With its recent revisions to Utah Rule of Civil Procedure 26, Utah joined a growing number of entities focused on driving reasonableness and proportionality to the discovery process. Unlike its recent predecessors, the Federal Circuit Advisory Committee’s Model Order and the District of Delaware’s Default Standards, Utah’s proposed revisions to URCP 26(b) are not limited to the e-discovery context. Instead, as explained in language of the rule itself and the accompanying committee notes, Utah proposes a more fundamental shift for the entire discovery process, whereby discovery is conducted under a “proportionality standard.”
In Utah’s view, this simply means that the “cost of discovery should be proportional to what is at stake in the litigation.” This certainly is not an earth-shattering proposition — as the committee notes acknowledge, the concept of proportionality is hardly new. However, while the prior version of URCP 26 (as well as its federal counterpart) provides mechanisms to address disproportionate discovery, they were rarely invoked under either the Utah rules or federal rules. Against this backdrop, URCP 26 dictates that proportionality will become the guiding standard for discovery in all cases through several key provisions:
- First, the amendments seek to reduce discovery costs in all matters by imposing additional early disclosure requirements. These requirements dictate that parties provide critical information before general discovery begins, including
- the production of all documents the party may offer in its case in chief and all documents referred to in the pleadings,
- the identification of each fact witness the party may call and
- a summary of each witness’ anticipated testimony.
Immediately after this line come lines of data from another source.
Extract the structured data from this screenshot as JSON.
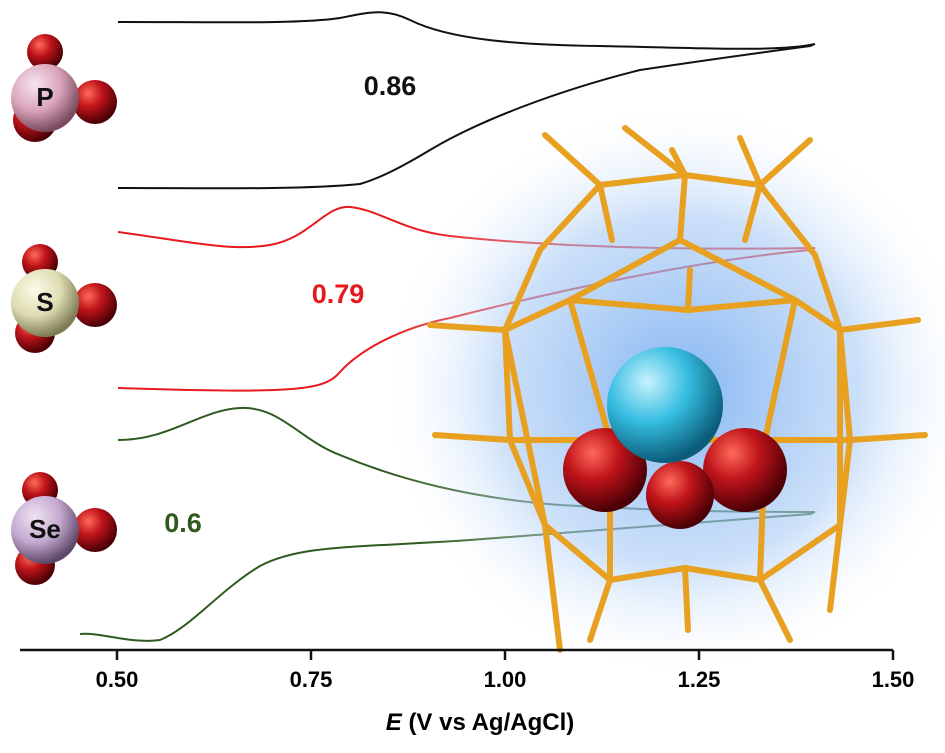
{
  "chart_data": {
    "type": "cv",
    "xlim": [
      0.375,
      1.5
    ],
    "xticks": [
      {
        "value": 0.5,
        "label": "0.50"
      },
      {
        "value": 0.75,
        "label": "0.75"
      },
      {
        "value": 1.0,
        "label": "1.00"
      },
      {
        "value": 1.25,
        "label": "1.25"
      },
      {
        "value": 1.5,
        "label": "1.50"
      }
    ],
    "x_label_symbol": "E",
    "x_label_unit": "(V vs Ag/AgCl)",
    "annotations": [
      {
        "atom": "P",
        "potential": 0.86,
        "color": "#111111"
      },
      {
        "atom": "S",
        "potential": 0.79,
        "color": "#e8191c"
      },
      {
        "atom": "Se",
        "potential": 0.6,
        "color": "#2f5a1e"
      }
    ]
  }
}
- Following the exchange of this information, which is intended to “automatically permit each party to learn the witnesses and evidence the opposing party will offer in its case in chief,” Utah envisions that all subsequent discovery will serve the more limited function of identifying the weakness in the producing party’s case. Consequently, Utah courts will limit the volume and length of discovery based on the amount in dispute, as shown below:
|Amount of Damages||Depo Hours||Rogs||Requests for Production||Requests for Admission||Days to Complete Discovery|
|Between $50,000 and $300,000 or non-monetary relief||15||10||10||10||180|
- To obtain discovery beyond those provided in the rules, a party must
- reach the limits of standard discovery imposed by the rule prior to the close of discovery (preventing preemptive claims that the requirements of a particular case necessitate more discovery) and either
- file a stipulated statement that extraordinary discovery is necessary and proportional and that each party has reviewed and approved a discovery budget or
- file a motion setting forth the reasons why extraordinary discovery is necessary, certifying that the party has reviewed and approved a discovery budget, and certifying that the party has satisfied its obligation to meeting in an attempt to achieve a stipulation.
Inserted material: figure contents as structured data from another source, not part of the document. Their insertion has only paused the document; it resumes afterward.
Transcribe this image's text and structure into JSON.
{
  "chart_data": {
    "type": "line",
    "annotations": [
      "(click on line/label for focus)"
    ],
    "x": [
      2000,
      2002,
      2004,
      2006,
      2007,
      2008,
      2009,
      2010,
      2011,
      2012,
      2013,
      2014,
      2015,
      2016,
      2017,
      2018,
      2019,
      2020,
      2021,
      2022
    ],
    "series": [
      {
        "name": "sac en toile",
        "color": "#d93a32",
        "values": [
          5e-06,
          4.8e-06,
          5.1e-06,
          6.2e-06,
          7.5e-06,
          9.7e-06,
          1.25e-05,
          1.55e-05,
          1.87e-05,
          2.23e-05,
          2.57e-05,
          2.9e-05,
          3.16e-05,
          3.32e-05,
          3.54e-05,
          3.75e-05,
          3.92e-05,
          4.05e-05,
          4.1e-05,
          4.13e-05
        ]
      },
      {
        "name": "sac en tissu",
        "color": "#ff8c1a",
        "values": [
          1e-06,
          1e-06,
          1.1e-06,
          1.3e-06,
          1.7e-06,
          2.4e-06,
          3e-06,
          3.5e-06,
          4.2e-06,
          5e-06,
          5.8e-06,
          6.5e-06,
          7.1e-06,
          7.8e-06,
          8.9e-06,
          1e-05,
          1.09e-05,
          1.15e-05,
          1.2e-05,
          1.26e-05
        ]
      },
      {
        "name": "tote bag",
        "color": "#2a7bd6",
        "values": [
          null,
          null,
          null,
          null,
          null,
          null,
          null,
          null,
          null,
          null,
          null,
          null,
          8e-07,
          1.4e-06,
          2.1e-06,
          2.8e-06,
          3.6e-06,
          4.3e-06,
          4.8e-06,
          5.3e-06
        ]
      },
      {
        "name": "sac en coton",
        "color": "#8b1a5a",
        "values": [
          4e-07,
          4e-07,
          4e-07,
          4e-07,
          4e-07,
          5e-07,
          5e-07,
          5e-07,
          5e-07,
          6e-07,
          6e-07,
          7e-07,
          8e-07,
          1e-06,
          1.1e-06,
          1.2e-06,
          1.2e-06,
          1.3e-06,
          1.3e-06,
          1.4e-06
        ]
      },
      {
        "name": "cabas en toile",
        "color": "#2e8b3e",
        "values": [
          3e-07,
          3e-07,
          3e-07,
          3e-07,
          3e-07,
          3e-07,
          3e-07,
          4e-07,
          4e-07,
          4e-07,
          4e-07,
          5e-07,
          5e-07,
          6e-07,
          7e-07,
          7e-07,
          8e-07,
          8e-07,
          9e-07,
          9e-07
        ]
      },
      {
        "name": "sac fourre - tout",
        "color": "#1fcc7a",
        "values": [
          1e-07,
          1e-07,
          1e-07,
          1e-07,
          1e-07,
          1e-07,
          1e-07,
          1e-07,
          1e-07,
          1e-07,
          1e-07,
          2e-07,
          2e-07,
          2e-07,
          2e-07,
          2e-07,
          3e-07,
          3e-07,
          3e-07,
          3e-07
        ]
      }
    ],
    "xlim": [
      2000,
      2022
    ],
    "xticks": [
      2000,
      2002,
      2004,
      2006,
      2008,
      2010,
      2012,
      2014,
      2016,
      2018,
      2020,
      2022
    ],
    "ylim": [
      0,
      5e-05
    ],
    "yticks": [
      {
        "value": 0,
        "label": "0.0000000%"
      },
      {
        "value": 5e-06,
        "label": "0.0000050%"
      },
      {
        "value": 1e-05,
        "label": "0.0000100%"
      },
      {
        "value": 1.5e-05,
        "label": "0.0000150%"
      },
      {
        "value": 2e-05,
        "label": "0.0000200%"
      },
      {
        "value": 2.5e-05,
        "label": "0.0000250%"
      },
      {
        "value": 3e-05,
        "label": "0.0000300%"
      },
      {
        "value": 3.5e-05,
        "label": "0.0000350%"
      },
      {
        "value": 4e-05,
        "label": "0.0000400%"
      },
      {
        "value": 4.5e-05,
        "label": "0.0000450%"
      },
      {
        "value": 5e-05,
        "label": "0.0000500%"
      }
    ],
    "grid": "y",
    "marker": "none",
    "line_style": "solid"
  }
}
- Should discovery disputes arise, the party seeking discovery — rather than the responding party — always has the burden of showing proportionality and relevance.
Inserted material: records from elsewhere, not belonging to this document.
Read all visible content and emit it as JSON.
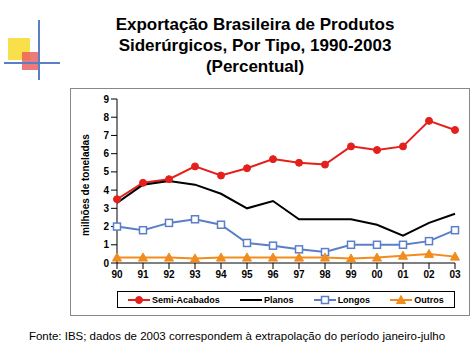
{
  "chart_data": {
    "type": "line",
    "title": "Exportação Brasileira de Produtos Siderúrgicos, Por Tipo, 1990-2003 (Percentual)",
    "y_label": "milhões de toneladas",
    "source": "Fonte: IBS; dados de 2003 correspondem à extrapolação do período janeiro-julho",
    "categories": [
      "90",
      "91",
      "92",
      "93",
      "94",
      "95",
      "96",
      "97",
      "98",
      "99",
      "00",
      "01",
      "02",
      "03"
    ],
    "series": [
      {
        "name": "Semi-Acabados",
        "color": "#e3201b",
        "marker": "circle",
        "values": [
          3.5,
          4.4,
          4.6,
          5.3,
          4.8,
          5.2,
          5.7,
          5.5,
          5.4,
          6.4,
          6.2,
          6.4,
          7.8,
          7.3
        ]
      },
      {
        "name": "Planos",
        "color": "#000000",
        "marker": "none",
        "values": [
          3.3,
          4.3,
          4.5,
          4.3,
          3.8,
          3.0,
          3.4,
          2.4,
          2.4,
          2.4,
          2.1,
          1.5,
          2.2,
          2.7
        ]
      },
      {
        "name": "Longos",
        "color": "#5b7fc7",
        "marker": "square",
        "values": [
          2.0,
          1.8,
          2.2,
          2.4,
          2.1,
          1.1,
          0.95,
          0.75,
          0.6,
          1.0,
          1.0,
          1.0,
          1.2,
          1.8
        ]
      },
      {
        "name": "Outros",
        "color": "#f28c1c",
        "marker": "triangle",
        "values": [
          0.3,
          0.3,
          0.3,
          0.25,
          0.3,
          0.3,
          0.3,
          0.3,
          0.3,
          0.25,
          0.3,
          0.4,
          0.5,
          0.35
        ]
      }
    ],
    "ylim": [
      0,
      9
    ],
    "yticks": [
      0,
      1,
      2,
      3,
      4,
      5,
      6,
      7,
      8,
      9
    ],
    "grid": false,
    "legend": "bottom"
  }
}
- That being said, if the responding party contends that certain electronically stored information is not reasonably accessible, the responding party must describe the source of the electronically stored information, the nature and extent of the burden, the nature of information not provided, and any other information that will allow the requesting party to evaluate the claim of undue burden or expense.
This shift to a “proportionality”-based discovery focus could have long-lasting implications in Utah while serving as a model to other jurisdictions. At a minimum, parties will be forced to establish the bounds of proportional discovery prior to engaging in broad fishing expeditions under the guise of identifying all relevant of potentially admissible information.
It will be interesting (or as interesting as e-discovery can be) to see how this plays out in practice. Don’t be surprised to see Utah’s influence loom large as federal and state courts continue to focus on driving reasonableness and proportionality in the discovery process.